05 Haziran 2024 12:21

"AYM’nin kararları üniversite özerkliği ya da MB bağımsızlığıyla ilgili değil"

AYM, Cumhurbaşkanına MB başkan ve üniversitelere rektör atama yetkisi veren KHK’leri iptal etti. Hukukçu Dr. Ulaş Karadağ kararların özerklik ya da bağımsızlıkla ilgili olmadığına dikkat çekiyor.

Fotoğraf: Mehmet Kaman/AA

Paylaş

Andaç Aydın ARIDURU
İstanbul

Anayasa Mahkemesi (AYM) Cumhurbaşkanına üniversitelere rektör atama ve Merkez Bankası Başkanını atayıp görevden alma yetkilerini veren 703 No’lu Kanun Hükmünde Kararnamenin (KHK) ilişkili düzenlemelerini Anayasaya aykırı bularak iptal etti. 15 Temmuz’un ardından çokça tartışmaya sebep olan KHK’ler hakkındaki bu iptal kararı yeni anayasa tartışmalarıyla da birleşerek önemli bir etki uyandırdı. AYM’nin kararlarının hukuki ve olası siyasi anlamlarını Osmangazi Üniversitesi Hukuk Fakültesi Öğretim Üyesi Dr.
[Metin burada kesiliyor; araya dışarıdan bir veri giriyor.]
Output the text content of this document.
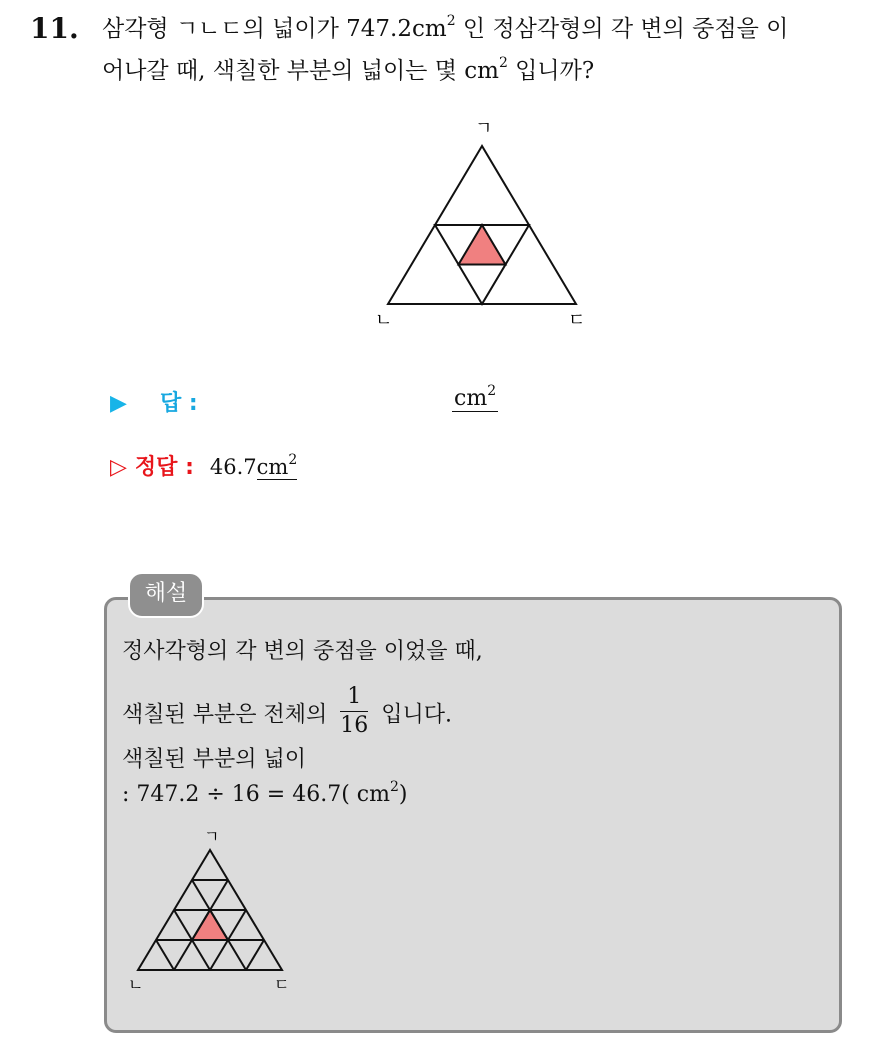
11. 삼각형 ㄱㄴㄷ의 넓이가 $747.2cm^2$ 인 정삼각형의 각 변의 중점을 이
어나갈 때, 색칠한 부분의 넓이는 몇 $cm^2$ 입니까?
ㄱ
ㄴ	ㄷ
▶ 답 :	$cm^2$
▷ 정답 : $46.7cm^2$
해설
정사각형의 각 변의 중점을 이었을 때,
색칠된 부분은 전체의 $\frac{1}{16}$ 입니다.
색칠된 부분의 넓이
: 747.2 ÷ 16 = 46.7( $cm^2$)
ㄱ
ㄴ	ㄷ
Ulaş Karadağ’a sorduk. Karadağ, rektör ve Merkez Bankası Başkanı atama yetkilerine yönelik iptal kararlarının üniversitelerin özerkliği ya da Merkez Bankasının bağımsızlığı gibi kaygıları gözeterek alınmadığını vurguluyor.

KHK'ler son yıllarda Türkiye’de hukuk ve siyaset alanının gündeminde. Pek çok tartışmaya konu olan KHK’lerin etkilediği alanlar ve toplumdaki yansımaları neler oldu?

KHK’lar Cumhurbaşkanlığı Hükümet Sistemi adı verilen sisteme geçmeden önce var olan hukuki işlemler. Hatta 2018 yılında çıkarılan 703 sayılı KHK bu bakımdan, “eski düzen”in son KHK’si. Önceden, TBMM Bakanlar Kuruluna KHK çıkarma yetkisi veriyordu. Bunun yanında bir de olağanüstü hal KHK’leri vardı. Ancak şu an sistemimizde bir Bakanlar Kurulu yok, dolayısıyla Bakanlar Kurulu KHK’lerinin yerini Cumhurbaşkanlığı Kararnameleri aldı. Zaten TBMM de -bilindiği gibi- bütünüyle işlevsiz hale getirilmiş durumda.

703 sayılı KHK’den önce birçok OHAL KHK’si çıkmıştır. OHAL KHK’lerinde konu sınırlaması olmadığından, olağan KHK’leri bağlayan anayasal sınırlamalar bunlar için geçerli olmadı. Bu KHK rejimi, toplumsal yaşamın birçok alanını etkiledi. Söz gelimi, kamuoyunda bir hayli tartışılan ihraçlar bu KHK’lerle hayata geçirildi. Sendikal haklar ve grev hakkının işçilerin elinden alınmasında dahi KHK’ler iş başında olmuştur. Örneğin, 696 sayılı KHK (2017) ile kamu toplu iş sözleşmeleri çerçeve anlaşma protokolü imzalanmasına olanak tanınmıştı. Bu düzenleme, hükümet ile sendika konfederasyonlarının sendikal hakların kullanımının önüne geçebilmelerine olanak tanıyordu. Geçtiğimiz Nisan ayında bu düzenleme de iptal edildi. Ancak eninde sonunda bu KHK’ler hem politik hem de ekonomik bir dikta olarak başkanlık rejimine geçişin zeminini oluşturdu.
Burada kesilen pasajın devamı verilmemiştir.